I decided to try a foray into High Dynamic Range Imaging, or HDR imaging, recently. The Wikipedia reference explains the whole process.
In a nutshell, a DSLR's sensor can only capture a portion of the range of light in a scene. By bracketing exposures, the photographer can capture the majority of the range of light in teh field of view. By using applications that combine and tonal map the bracketed images into a single image with the range of all three.
In all, it's a fairly simple process that can result in a wide range of results. A Flickr.com HDR group I read had two recent threads on this particular subject: Thread 1, Thread 2. As you can see from the images in the posts, people have their own interpretations of what an image should look like. Honestly, some of the images I didn't care for and others I really liked.
The point is, HDR photography is pretty subjective because so many manipulations can be applied when generating the HDR image and then in post processing is Photoshop. Incidently, Photoshop is where most of the work on the image occurs.
This tutorial has been really helpful. But there is definitely a well developed skill and high degree of experience and knowledge required to produce these photographs. I'm beginning to get a handle on it, but I need a lot better understanding of the, dare I say this, mathematics behind the process. I've got a lot of reading to do on Sean T. McHugh's website. He has an exceptional series of tutorials on digital photography; it'll take me a month to digest everything he has in those tutorials. However, most of his photographs are done with neutral density filters and are not HDR images. Still, understanding the mathematics will be helpful.

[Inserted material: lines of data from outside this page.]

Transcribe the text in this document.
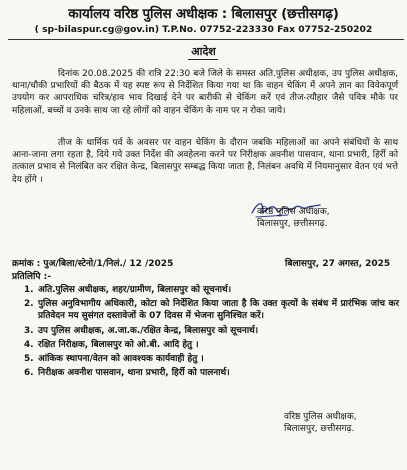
कार्यालय वरिष्ठ पुलिस अधीक्षक : बिलासपुर (छत्तीसगढ़)
( sp-bilaspur.cg@gov.in) T.P.No. 07752-223330 Fax 07752-250202
आदेश
दिनांक 20.08.2025 की रात्रि 22:30 बजे जिले के समस्त अति.पुलिस अधीक्षक, उप पुलिस अधीक्षक, थाना/चौकी प्रभारियों की बैठक में यह स्पष्ट रूप से निर्देशित किया गया था कि वाहन चेकिंग में अपने ज्ञान का विवेकपूर्ण उपयोग कर आपराधिक चरित्र/हाव भाव दिखाई देने पर बारीकी से चेकिंग करें एवं तीज-त्यौहार जैसे पवित्र मौके पर महिलाओं, बच्चों व उनके साथ जा रहे लोगों को वाहन चेकिंग के नाम पर न रोका जाये।
तीज के धार्मिक पर्व के अवसर पर वाहन चेकिंग के दौरान जबकि महिलाओं का अपने संबंधियों के साथ आना-जाना लगा रहता है, दिये गये उक्त निर्देश की अवहेलना करने पर निरीक्षक अवनीश पासवान, थाना प्रभारी, हिर्री को तत्काल प्रभाव से निलंबित कर रक्षित केन्द्र, बिलासपुर सम्बद्ध किया जाता है, निलंबन अवधि में नियमानुसार वेतन एवं भत्ते देय होंगे ।
वरिष्ठ पुलिस अधीक्षक,
बिलासपुर, छत्तीसगढ़.
क्रमांक : पुअ/बिला/स्टेनो/1/निलं./ 12 /2025	बिलासपुर, 27 अगस्त, 2025
प्रतिलिपि :-
1. अति.पुलिस अधीक्षक, शहर/ग्रामीण, बिलासपुर को सूचनार्थ।
2. पुलिस अनुविभागीय अधिकारी, कोटा को निर्देशित किया जाता है कि उक्त कृत्यों के संबंध में प्रारंभिक जांच कर प्रतिवेदन मय सुसंगत दस्तावेजों के 07 दिवस में भेजना सुनिश्चित करें।
3. उप पुलिस अधीक्षक, अ.जा.क./रक्षित केन्द्र, बिलासपुर को सूचनार्थ।
4. रक्षित निरीक्षक, बिलासपुर को ओ.बी. आदि हेतु ।
5. आंकिक स्थापना/वेतन को आवश्यक कार्यवाही हेतु ।
6. निरीक्षक अवनीश पासवान, थाना प्रभारी, हिर्री को पालनार्थ।
वरिष्ठ पुलिस अधीक्षक,
बिलासपुर, छत्तीसगढ़.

I'd like to learn to produce quality HDR images like the ones referenced in Wikipedia (Photo 1, Photo 2, Photo 3).
After about 20 attempts at producing a good HDR image, I came up with the one above. It's five photos bracketed at 1 stop increments. The correct exposure was 1.5 seconds at f:8. The big glowing blur is the moon. My initial thought was that I could use Photoshop to mask the HDR image and reveal the correctly exposed moon from an additional image in the sequence. But, the long exposures on the negative side of the bracket produced too much of a burned out highlight.
I spent a few more days reading and studying the actual mathematics behind HDR imaging. That has given me a lot more insight into the whole process. I'll post up some more images soon. I still don't have much daylight after I get off work, so the majority of my shooting is limited to the weekends right now.